Diante das dificuldades, decidi me dedicar ao diálogo com cachorros, tentar entender seu mundo, seus desejos, seus medos. Quem sabe se a compreensão de suas diferenças, suas concepções de vida, artísticas, literárias e políticas não traria ganhos ao nosso entendimento das sociedades humanas? Tá, cachorros não leem, ainda, mas vamos chegar lá! Tomara que, ao considerar a separação entre humanos e cachorros, eu não tenha cometido uma gafe. Alguns mais radicais podem achar que estou discriminando uns e outros, pois cães são gente também, na concepção de seus tutores. A esse respeito, é importante esclarecer que, antigamente, tutores eram chamados de donos. Na atualidade, é bom evitar autoritarismos ou discriminações e, assim, tomar os devidos cuidados para não tratar os animaizinhos como coisas. Nem como animaizinhos?

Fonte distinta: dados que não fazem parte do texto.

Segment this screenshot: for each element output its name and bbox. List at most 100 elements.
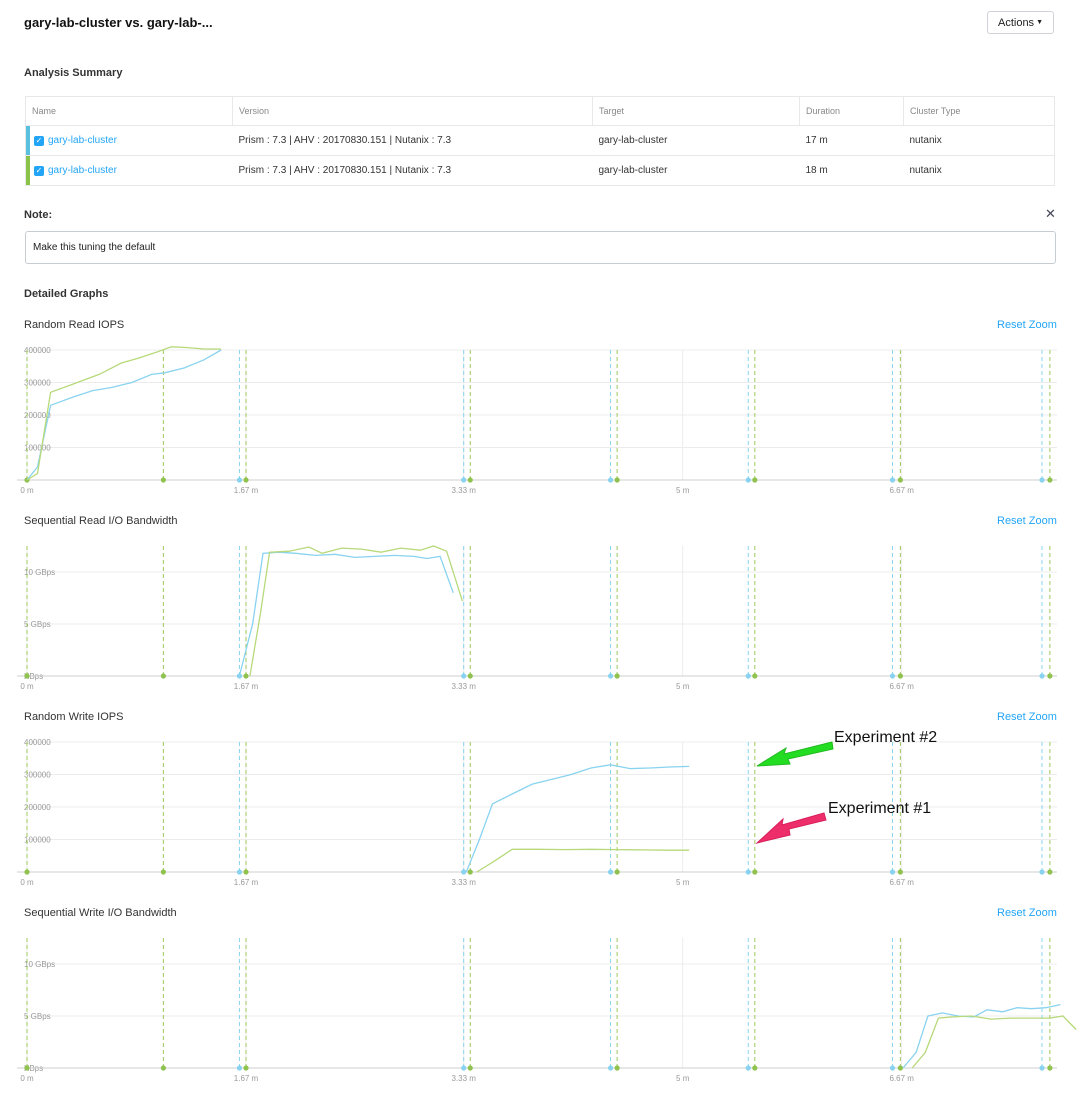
phase-marker-dot xyxy=(745,673,751,679)
x-tick-label: 6.67 m xyxy=(889,682,914,691)
actions-button[interactable]: Actions ▼ xyxy=(987,11,1054,34)
cluster-type-cell: nutanix xyxy=(909,165,942,176)
phase-marker-dot xyxy=(243,673,249,679)
col-name: Name xyxy=(25,96,233,126)
phase-marker-dot xyxy=(1047,673,1053,679)
x-tick-label: 0 m xyxy=(20,878,34,887)
phase-marker-dot xyxy=(467,477,473,483)
x-tick-label: 0 m xyxy=(20,486,34,495)
phase-marker-dot xyxy=(461,673,467,679)
phase-marker-dot xyxy=(889,869,896,875)
phase-marker-dot xyxy=(607,477,614,483)
x-tick-label: 3.33 m xyxy=(451,682,476,691)
version-cell: Prism : 7.3 | AHV : 20170830.151 | Nutan… xyxy=(232,125,593,156)
y-tick-label: 5 GBps xyxy=(24,1012,51,1021)
x-tick-label: 0 m xyxy=(20,1074,34,1083)
table-row: ✓ gary-lab-cluster Prism : 7.3 | AHV : 2… xyxy=(26,156,1055,186)
col-duration: Duration xyxy=(799,96,904,126)
phase-marker-dot xyxy=(745,869,751,875)
phase-marker-dot xyxy=(1047,869,1053,875)
reset-zoom-link[interactable]: Reset Zoom xyxy=(997,515,1057,527)
col-cluster-type: Cluster Type xyxy=(903,96,1055,126)
y-tick-label: 200000 xyxy=(24,411,51,420)
version-cell: Prism : 7.3 | AHV : 20170830.151 | Nutan… xyxy=(238,165,452,176)
phase-marker-dot xyxy=(24,673,30,679)
series-line-2 xyxy=(476,848,690,873)
phase-marker-dot xyxy=(1047,1065,1053,1071)
phase-marker-dot xyxy=(467,1065,473,1071)
chart-random-write-iops[interactable]: 100000 200000 300000 400000 0 m 1.67 m 3.33 m 5… xyxy=(0,732,1077,892)
x-tick-label: 3.33 m xyxy=(451,486,476,495)
table-row: ✓ gary-lab-cluster Prism : 7.3 | AHV : 2… xyxy=(25,125,1055,156)
phase-marker-dot xyxy=(889,1065,896,1071)
phase-marker-dot xyxy=(1039,673,1045,679)
y-tick-label: 400000 xyxy=(24,738,51,747)
close-icon[interactable]: ✕ xyxy=(1045,206,1056,221)
series-line-1 xyxy=(238,551,454,677)
chart-title: Random Write IOPS xyxy=(24,711,124,723)
row-checkbox[interactable]: ✓ xyxy=(34,165,44,176)
x-tick-label: 1.67 m xyxy=(234,1074,259,1083)
phase-marker-dot xyxy=(1039,869,1045,875)
phase-marker-dot xyxy=(752,477,758,483)
experiment-1-label: Experiment #1 xyxy=(828,800,932,817)
phase-marker-dot xyxy=(236,1065,243,1071)
phase-marker-dot xyxy=(160,477,166,483)
experiment-2-arrow xyxy=(756,741,834,767)
experiment-1-arrow xyxy=(755,812,827,844)
y-tick-label: 100000 xyxy=(24,444,51,453)
reset-zoom-link[interactable]: Reset Zoom xyxy=(997,319,1057,331)
y-tick-label: 400000 xyxy=(24,346,51,355)
x-tick-label: 1.67 m xyxy=(234,486,259,495)
phase-marker-dot xyxy=(897,1065,903,1071)
phase-marker-dot xyxy=(236,869,243,875)
phase-marker-dot xyxy=(24,869,30,875)
x-tick-label: 5 m xyxy=(676,682,690,691)
chart-title: Sequential Write I/O Bandwidth xyxy=(24,907,177,919)
phase-marker-dot xyxy=(897,869,903,875)
reset-zoom-link[interactable]: Reset Zoom xyxy=(997,907,1057,919)
chevron-down-icon: ▼ xyxy=(1036,19,1043,26)
series-line-2 xyxy=(249,545,464,677)
y-tick-label: 10 GBps xyxy=(24,960,55,969)
x-tick-label: 1.67 m xyxy=(234,682,259,691)
phase-marker-dot xyxy=(461,1065,467,1071)
x-tick-label: 5 m xyxy=(676,486,690,495)
phase-marker-dot xyxy=(1047,477,1053,483)
cluster-link[interactable]: gary-lab-cluster xyxy=(48,135,117,146)
phase-marker-dot xyxy=(607,1065,614,1071)
note-input[interactable]: Make this tuning the default xyxy=(25,231,1056,264)
y-tick-label: 5 GBps xyxy=(24,620,51,629)
col-version: Version xyxy=(232,96,593,126)
series-line-2 xyxy=(911,1015,1077,1069)
analysis-summary-table: Name Version Target Duration Cluster Typ… xyxy=(25,96,1055,186)
detailed-graphs-heading: Detailed Graphs xyxy=(24,288,109,300)
phase-marker-dot xyxy=(160,869,166,875)
x-tick-label: 6.67 m xyxy=(889,878,914,887)
col-target: Target xyxy=(592,96,800,126)
phase-marker-dot xyxy=(24,1065,30,1071)
experiment-2-label: Experiment #2 xyxy=(834,729,938,746)
series-color-bar xyxy=(26,156,30,185)
phase-marker-dot xyxy=(897,477,903,483)
y-tick-label: 300000 xyxy=(24,379,51,388)
series-line-2 xyxy=(26,346,222,481)
series-line-1 xyxy=(26,349,222,481)
phase-marker-dot xyxy=(745,477,751,483)
chart-title: Random Read IOPS xyxy=(24,319,125,331)
y-tick-label: 100000 xyxy=(24,836,51,845)
chart-random-read-iops[interactable]: 100000 200000 300000 400000 0 m 1.67 m 3.33 m 5… xyxy=(0,340,1077,500)
cluster-link[interactable]: gary-lab-cluster xyxy=(48,165,117,176)
phase-marker-dot xyxy=(243,1065,249,1071)
x-tick-label: 5 m xyxy=(676,878,690,887)
y-tick-label: 200000 xyxy=(24,803,51,812)
reset-zoom-link[interactable]: Reset Zoom xyxy=(997,711,1057,723)
duration-cell: 18 m xyxy=(805,165,828,176)
phase-marker-dot xyxy=(1039,477,1045,483)
x-tick-label: 6.67 m xyxy=(889,486,914,495)
row-checkbox[interactable]: ✓ xyxy=(34,135,44,146)
y-tick-label: 10 GBps xyxy=(24,568,55,577)
chart-title: Sequential Read I/O Bandwidth xyxy=(24,515,178,527)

Deixa quieto! Vamos às tentativas de diálogo. Imaginem a cena: eu estava almoçando num restaurante qualquer quando chegou um cachorro aparentemente faminto. Ele olhou para mim, com aquele olhar que só os cães esfomeados têm, implorando por um osso da costelinha que eu degustava com torresmo. Dou ou não dou? Não era um cão esquelético, o pelo estava liso, mas o olhar… Tive de iniciar a conversa. Contou que a vida tinha melhorado bastante, já não eram recebidos com pedras e pedaços de pau ameaçadores ao vagarem por aí. Em certos lugares, tem até quem providencie uma vasilha com água. Eram tratados com mais compaixão e empatia.

Perguntei sobre o que eles, os cachorros, esperam para o próximo ano. Ele hesitou, mas foi logo dizendo que mais espírito crítico, mais serenidade e menos raiva (não estava se referindo à doença). Na sua concepção, se não mudarmos o mundo à nossa volta, a solidão virá, avassaladora. Fiquei preocupado.